Response to article on excommunications in Phoenix abortion case-NCR 18 May 2010
This case is an example of how incorrect language leads to incorrect actions. The phrase "unborn child" was--apparently--used by the religious authorities to justify the excommunication of Sr. McBride and others who concurred with the termination of the pregnancy. There is no such being In either canon law or civil law as an "unborn child". An embryo or fetus only becomes a "child" upon birth; until then it is human tissue and does not qualify--either in church or civil law--for the status of being a "person". Only "persons" are subject to the law and its protections. Bishops, priests, lawyers, judges, and others involved in making critical decisions such as the one at issue in this case have a moral obligation to make "informed" recommendations in such cases. The use of the term "unborn child" reveals a level of ignorance--at best--or deliberate obfuscation that serves no one except ideologues.

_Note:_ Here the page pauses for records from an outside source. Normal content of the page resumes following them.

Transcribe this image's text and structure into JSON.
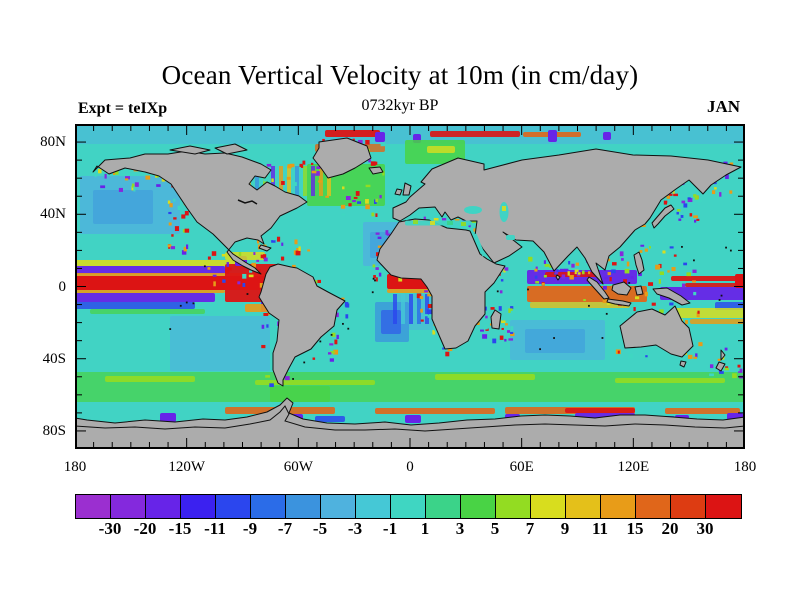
{
  "header": {
    "title": "Ocean Vertical Velocity at 10m (in cm/day)",
    "subtitle": "0732kyr BP",
    "experiment_label": "Expt = teIXp",
    "month_label": "JAN"
  },
  "map": {
    "land_color": "#acacac",
    "coastline_color": "#111111",
    "ocean_base_color": "#41d3c4",
    "x_axis": {
      "ticks": [
        {
          "label": "180",
          "lon": -180
        },
        {
          "label": "120W",
          "lon": -120
        },
        {
          "label": "60W",
          "lon": -60
        },
        {
          "label": "0",
          "lon": 0
        },
        {
          "label": "60E",
          "lon": 60
        },
        {
          "label": "120E",
          "lon": 120
        },
        {
          "label": "180",
          "lon": 180
        }
      ],
      "minor_tick_interval_deg": 10
    },
    "y_axis": {
      "ticks": [
        {
          "label": "80N",
          "lat": 80
        },
        {
          "label": "40N",
          "lat": 40
        },
        {
          "label": "0",
          "lat": 0
        },
        {
          "label": "40S",
          "lat": -40
        },
        {
          "label": "80S",
          "lat": -80
        }
      ],
      "minor_tick_interval_deg": 10
    }
  },
  "colorbar": {
    "boundary_labels": [
      "-30",
      "-20",
      "-15",
      "-11",
      "-9",
      "-7",
      "-5",
      "-3",
      "-1",
      "1",
      "3",
      "5",
      "7",
      "9",
      "11",
      "15",
      "20",
      "30"
    ],
    "colors": [
      "#9b2fd0",
      "#8429dd",
      "#6724e8",
      "#3b21f0",
      "#2b46ee",
      "#2b6ce8",
      "#3b93de",
      "#4fb2de",
      "#45c8d6",
      "#3fd6c2",
      "#3bd389",
      "#49d345",
      "#93dc22",
      "#d8dd1e",
      "#e4c01a",
      "#e89c18",
      "#e0661a",
      "#dd3c12",
      "#dc1414"
    ]
  },
  "chart_data": {
    "type": "heatmap",
    "title": "Ocean Vertical Velocity at 10m (in cm/day)",
    "subtitle": "0732kyr BP",
    "experiment": "teIXp",
    "month": "JAN",
    "units": "cm/day",
    "projection": "equirectangular world map",
    "x_axis": {
      "range_deg": [
        -180,
        180
      ],
      "labeled_ticks": [
        "180",
        "120W",
        "60W",
        "0",
        "60E",
        "120E",
        "180"
      ],
      "minor_tick_deg": 10
    },
    "y_axis": {
      "range_deg": [
        -90,
        90
      ],
      "labeled_ticks": [
        "80N",
        "40N",
        "0",
        "40S",
        "80S"
      ],
      "minor_tick_deg": 10
    },
    "colorbar": {
      "boundaries": [
        -30,
        -20,
        -15,
        -11,
        -9,
        -7,
        -5,
        -3,
        -1,
        1,
        3,
        5,
        7,
        9,
        11,
        15,
        20,
        30
      ],
      "colors": [
        "#9b2fd0",
        "#8429dd",
        "#6724e8",
        "#3b21f0",
        "#2b46ee",
        "#2b6ce8",
        "#3b93de",
        "#4fb2de",
        "#45c8d6",
        "#3fd6c2",
        "#3bd389",
        "#49d345",
        "#93dc22",
        "#d8dd1e",
        "#e4c01a",
        "#e89c18",
        "#e0661a",
        "#dd3c12",
        "#dc1414"
      ],
      "open_ended": true
    },
    "land_color": "#acacac",
    "notable_features": [
      "strong red upwelling band (>30 cm/day) along the equatorial Pacific and Atlantic",
      "purple/blue downwelling bands flanking the equatorial red band",
      "purple downwelling band with an orange-red band just south of it in the equatorial Indian Ocean and western Pacific",
      "green / yellow-green upwelling band across the Southern Ocean near 50-60S",
      "orange-red band with purple-blue coastal blobs along the Antarctic margin",
      "multicolored (red/yellow/purple/blue) coastal speckle along all continental margins",
      "background open ocean mostly cyan, i.e. weak vertical velocity (-1 to 3 cm/day)",
      "light-blue downwelling patches in the subtropical gyres"
    ]
  }
}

The circumstances in Roman Catholic moral theology in which the death of an embryo or fetus is morally acceptable as a result of an allowable medical intervention are arcane at best and certainly beyond the expertise of most of the people engaged in the kind of emergency decision making required in most such cases. The excommunication of Sr. McBride and all others who participated in advising or performing the termination of pregnancy in this case--including the pregnant woman!--is a prime example of the kind of second guessing and uncharitable arrogance and lack of basic Christian concern for the welfare of others that characterizes many of those who are in leadership positions in the church.
Would it really have been a better expression of the Christian message to allow the pregnant woman to die along with the 11-week old embryo?